Players throughout the NBA over the past week have shown sympathy in various ways for the victims of the recent tragedy in Newtown, Conn.
Many have expressed their condolences through the social media site Twitter. Kevin Durant famously paid homage to those who lost their lives by writing the town's name on his shoes during a game last Friday
Chicago center Joakim Noah, citing disdain for gun violence, recently decided to retire a celebration he regularly performs after the Bulls make momentous shots. The routine is an elaborate whirling hand gesture in which Noah shapes his fingers on both hands like pistols and pretends to fire the make-believe guns before slowly but emphatically holstering his hands at his hips.
Thunder point guard Russell Westbrook employs a similar celebration but not as complex.
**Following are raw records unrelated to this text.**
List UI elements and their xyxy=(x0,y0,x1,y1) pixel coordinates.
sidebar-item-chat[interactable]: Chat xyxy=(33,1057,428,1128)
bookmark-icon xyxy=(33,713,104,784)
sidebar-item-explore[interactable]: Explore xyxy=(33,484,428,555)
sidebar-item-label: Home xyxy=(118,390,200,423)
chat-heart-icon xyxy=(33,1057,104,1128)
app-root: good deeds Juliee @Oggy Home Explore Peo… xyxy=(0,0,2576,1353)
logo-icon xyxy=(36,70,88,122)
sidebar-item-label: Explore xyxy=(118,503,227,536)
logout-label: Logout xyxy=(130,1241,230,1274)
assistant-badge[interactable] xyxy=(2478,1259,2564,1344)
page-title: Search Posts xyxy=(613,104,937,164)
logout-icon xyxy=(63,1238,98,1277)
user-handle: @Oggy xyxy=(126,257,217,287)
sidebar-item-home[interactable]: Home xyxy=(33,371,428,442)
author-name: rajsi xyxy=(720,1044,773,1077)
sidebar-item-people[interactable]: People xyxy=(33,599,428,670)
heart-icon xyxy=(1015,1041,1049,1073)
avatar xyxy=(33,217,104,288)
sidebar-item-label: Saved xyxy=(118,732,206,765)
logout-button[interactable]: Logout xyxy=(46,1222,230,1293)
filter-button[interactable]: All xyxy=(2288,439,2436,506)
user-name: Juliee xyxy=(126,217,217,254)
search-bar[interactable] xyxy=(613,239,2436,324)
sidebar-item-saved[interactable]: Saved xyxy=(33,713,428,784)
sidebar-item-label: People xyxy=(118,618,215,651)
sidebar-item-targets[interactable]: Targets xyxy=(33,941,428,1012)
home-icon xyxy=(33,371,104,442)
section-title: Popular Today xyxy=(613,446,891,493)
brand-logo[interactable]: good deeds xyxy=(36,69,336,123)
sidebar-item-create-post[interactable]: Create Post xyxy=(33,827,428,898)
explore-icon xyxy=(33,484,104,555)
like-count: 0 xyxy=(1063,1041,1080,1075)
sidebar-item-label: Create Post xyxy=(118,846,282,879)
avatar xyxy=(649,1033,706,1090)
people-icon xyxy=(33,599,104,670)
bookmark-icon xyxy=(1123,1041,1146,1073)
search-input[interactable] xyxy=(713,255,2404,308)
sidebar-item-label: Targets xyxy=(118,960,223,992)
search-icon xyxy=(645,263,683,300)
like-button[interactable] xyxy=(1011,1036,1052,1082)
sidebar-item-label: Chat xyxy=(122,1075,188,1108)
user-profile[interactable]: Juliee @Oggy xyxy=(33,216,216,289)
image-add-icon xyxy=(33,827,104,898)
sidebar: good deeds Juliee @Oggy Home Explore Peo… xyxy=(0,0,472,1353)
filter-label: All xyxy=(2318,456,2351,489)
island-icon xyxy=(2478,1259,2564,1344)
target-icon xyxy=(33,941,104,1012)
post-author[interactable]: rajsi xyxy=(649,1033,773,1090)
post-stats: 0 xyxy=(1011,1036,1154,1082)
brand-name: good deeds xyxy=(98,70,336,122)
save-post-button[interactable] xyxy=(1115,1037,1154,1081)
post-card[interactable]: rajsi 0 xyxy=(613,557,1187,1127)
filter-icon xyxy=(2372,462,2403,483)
Westbrook simply blows on both hands after making 3-pointers and emphatically “holsters” his hands at his hips.
Westbrook, however, has continued his celebration, and while sympathetic to the issue said he does not plan on stopping it.
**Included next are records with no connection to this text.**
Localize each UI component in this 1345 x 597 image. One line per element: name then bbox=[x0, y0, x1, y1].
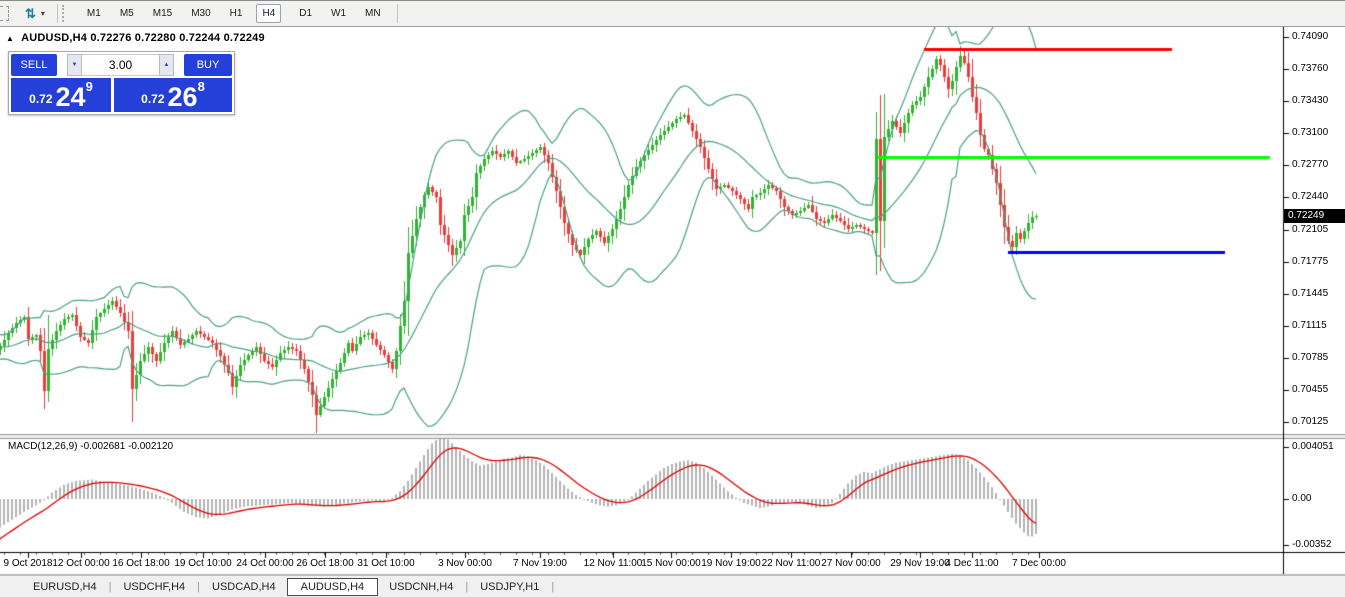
timeframe-button-d1[interactable]: D1 bbox=[298, 5, 313, 22]
tab-usdcad-h4[interactable]: USDCAD,H4 bbox=[201, 579, 287, 595]
tab-eurusd-h4[interactable]: EURUSD,H4 bbox=[22, 579, 108, 595]
toolbar-separator bbox=[397, 4, 398, 23]
time-tick-label: 19 Nov 19:00 bbox=[701, 558, 761, 569]
trade-panel-prices: 0.72 24 9 0.72 26 8 bbox=[11, 78, 232, 112]
buy-price-pip: 8 bbox=[198, 79, 205, 94]
price-tick-label: 0.70125 bbox=[1292, 416, 1328, 427]
dropdown-arrow-icon[interactable]: ▾ bbox=[41, 10, 45, 18]
time-tick-label: 29 Nov 19:00 bbox=[890, 558, 950, 569]
current-price-tag: 0.72249 bbox=[1284, 209, 1345, 223]
price-tick-label: 0.71445 bbox=[1292, 288, 1328, 299]
macd-tick-label: -0.00352 bbox=[1292, 539, 1331, 550]
price-tick-label: 0.72105 bbox=[1292, 224, 1328, 235]
time-tick-label: 7 Dec 00:00 bbox=[1012, 558, 1066, 569]
time-tick-label: 15 Nov 00:00 bbox=[641, 558, 701, 569]
price-tick-label: 0.74090 bbox=[1292, 31, 1328, 42]
chart-tabs-bar: EURUSD,H4|USDCHF,H4|USDCAD,H4AUDUSD,H4US… bbox=[0, 575, 1345, 597]
timeframe-button-m30[interactable]: M30 bbox=[190, 5, 211, 22]
time-tick-label: 31 Oct 10:00 bbox=[357, 558, 414, 569]
trade-panel-controls: SELL ▼ ▲ BUY bbox=[11, 54, 232, 76]
timeframe-toolbar: M1 M5 M15 M30 H1 H4 D1 W1 MN bbox=[69, 4, 382, 23]
arrows-glyph: ⇅ bbox=[25, 7, 36, 20]
mt4-window: ⇅ ▾ M1 M5 M15 M30 H1 H4 D1 W1 MN ▲ AUDUSD,H4 0.7… bbox=[0, 0, 1345, 597]
one-click-trading-panel: SELL ▼ ▲ BUY 0.72 24 9 0.72 26 8 bbox=[8, 51, 235, 115]
arrange-symbols-icon[interactable]: ⇅ ▾ bbox=[25, 7, 45, 20]
tab-audusd-h4[interactable]: AUDUSD,H4 bbox=[287, 578, 379, 596]
time-tick-label: 19 Oct 10:00 bbox=[174, 558, 231, 569]
ohlc-text: AUDUSD,H4 0.72276 0.72280 0.72244 0.7224… bbox=[21, 32, 265, 44]
buy-price-prefix: 0.72 bbox=[141, 92, 164, 106]
collapse-panel-arrow-icon[interactable]: ▲ bbox=[6, 34, 14, 43]
price-tick-label: 0.72770 bbox=[1292, 159, 1328, 170]
timeframe-button-mn[interactable]: MN bbox=[364, 5, 382, 22]
buy-price-button[interactable]: 0.72 26 8 bbox=[114, 78, 232, 112]
timeframe-button-w1[interactable]: W1 bbox=[330, 5, 347, 22]
timeframe-button-m1[interactable]: M1 bbox=[86, 5, 102, 22]
timeframe-button-h4[interactable]: H4 bbox=[256, 4, 281, 23]
price-tick-label: 0.73430 bbox=[1292, 95, 1328, 106]
time-tick-label: 12 Oct 00:00 bbox=[52, 558, 109, 569]
tab-separator: | bbox=[550, 581, 555, 593]
price-tick-label: 0.71775 bbox=[1292, 256, 1328, 267]
macd-tick-label: 0.004051 bbox=[1292, 441, 1334, 452]
macd-indicator-label: MACD(12,26,9) -0.002681 -0.002120 bbox=[8, 441, 173, 452]
tab-usdjpy-h1[interactable]: USDJPY,H1 bbox=[469, 579, 550, 595]
macd-tick-label: 0.00 bbox=[1292, 493, 1311, 504]
price-tick-label: 0.72440 bbox=[1292, 191, 1328, 202]
time-tick-label: 3 Nov 00:00 bbox=[438, 558, 492, 569]
time-tick-label: 24 Oct 00:00 bbox=[236, 558, 293, 569]
price-tick-label: 0.73100 bbox=[1292, 127, 1328, 138]
selection-box-icon[interactable] bbox=[0, 6, 9, 21]
time-tick-label: 22 Nov 11:00 bbox=[762, 558, 821, 569]
price-tick-label: 0.70785 bbox=[1292, 352, 1328, 363]
time-tick-label: 16 Oct 18:00 bbox=[112, 558, 169, 569]
buy-button[interactable]: BUY bbox=[184, 54, 232, 76]
time-tick-label: 26 Oct 18:00 bbox=[296, 558, 353, 569]
tab-usdchf-h4[interactable]: USDCHF,H4 bbox=[112, 579, 196, 595]
volume-increase-button[interactable]: ▲ bbox=[159, 54, 174, 76]
timeframe-button-m15[interactable]: M15 bbox=[152, 5, 173, 22]
sell-price-prefix: 0.72 bbox=[29, 92, 52, 106]
time-tick-label: 4 Dec 11:00 bbox=[945, 558, 998, 569]
timeframe-button-h1[interactable]: H1 bbox=[229, 5, 244, 22]
buy-price-main: 26 bbox=[168, 84, 198, 110]
time-tick-label: 9 Oct 2018 bbox=[4, 558, 53, 569]
tab-usdcnh-h4[interactable]: USDCNH,H4 bbox=[378, 579, 464, 595]
sell-button[interactable]: SELL bbox=[11, 54, 57, 76]
sell-price-main: 24 bbox=[56, 84, 86, 110]
timeframe-button-m5[interactable]: M5 bbox=[119, 5, 135, 22]
toolbar-separator bbox=[57, 4, 58, 23]
price-tick-label: 0.70455 bbox=[1292, 384, 1328, 395]
price-tick-label: 0.73760 bbox=[1292, 63, 1328, 74]
toolbar: ⇅ ▾ M1 M5 M15 M30 H1 H4 D1 W1 MN bbox=[0, 1, 1345, 27]
toolbar-grip[interactable] bbox=[62, 5, 67, 22]
time-tick-label: 7 Nov 19:00 bbox=[513, 558, 567, 569]
price-tick-label: 0.71115 bbox=[1292, 320, 1327, 331]
sell-price-button[interactable]: 0.72 24 9 bbox=[11, 78, 111, 112]
sell-price-pip: 9 bbox=[86, 79, 93, 94]
volume-decrease-button[interactable]: ▼ bbox=[67, 54, 82, 76]
time-tick-label: 27 Nov 00:00 bbox=[821, 558, 881, 569]
volume-input[interactable] bbox=[82, 54, 159, 76]
chart-ohlc-title: ▲ AUDUSD,H4 0.72276 0.72280 0.72244 0.72… bbox=[6, 32, 265, 44]
time-tick-label: 12 Nov 11:00 bbox=[584, 558, 643, 569]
“I don't know why he does it,” Westbrook said of Noah. “It's different. I don't know what he's doing. I don't do all that (extra motioning). But, nah, never because I don't have (imaginary) guns. I'm shooting the 3. I don't think about it like that. I never have (related it to guns).”
BROOKS DIDN'T MIND DURANT'S TECH
Thunder coach Scott Brooks said he didn't have an issue with Durant's late-game technical foul Thursday at Minnesota. Durant was whistled for the infraction when he slammed the ball and voiced his displeasure at a charging violation in the final three minutes.
“That doesn't happen often,” Brooks said. “One of the things I'm proud of with our guys is we play extremely hard. We don't point fingers and we just play every possession as best we can. The heat of the emotion got to us a couple of times, but it's nothing that I have to bring up to address because it happens (seldom). That was a tough call. Kevin was attacking the basket. But J.J. (Barea) is a tough kid. He steps up and takes charges.”
Barea missed the ensuing technical foul shot, and the Wolves ultimately got just one free throw from Kevin Love once they were awarded the ball.
JACKSON ‘SOLID,' COACH SAYS
Reggie Jackson was hard on himself following Thursday's loss at Minnesota, primarily because he was unhappy with his fourth-quarter defense on Barea.
The 6-foot Wolves point guard scored 14 of his 18 points in the final period, including 12 straight during one stretch that would ultimately snap the Thunder's 12-game winning streak.
“We missed some team assignments, but I definitely take it personal with whoever I'm checking,” Jackson said. “So I definitely take the blame for letting him get hot like that.”
Brooks, though, said Jackson wasn't bad.
“He was solid,” Brooks said. “He didn't make too many mistakes. He played hard and he did a lot of good things. It's something that we can look at and see how we can improve his game and the team.”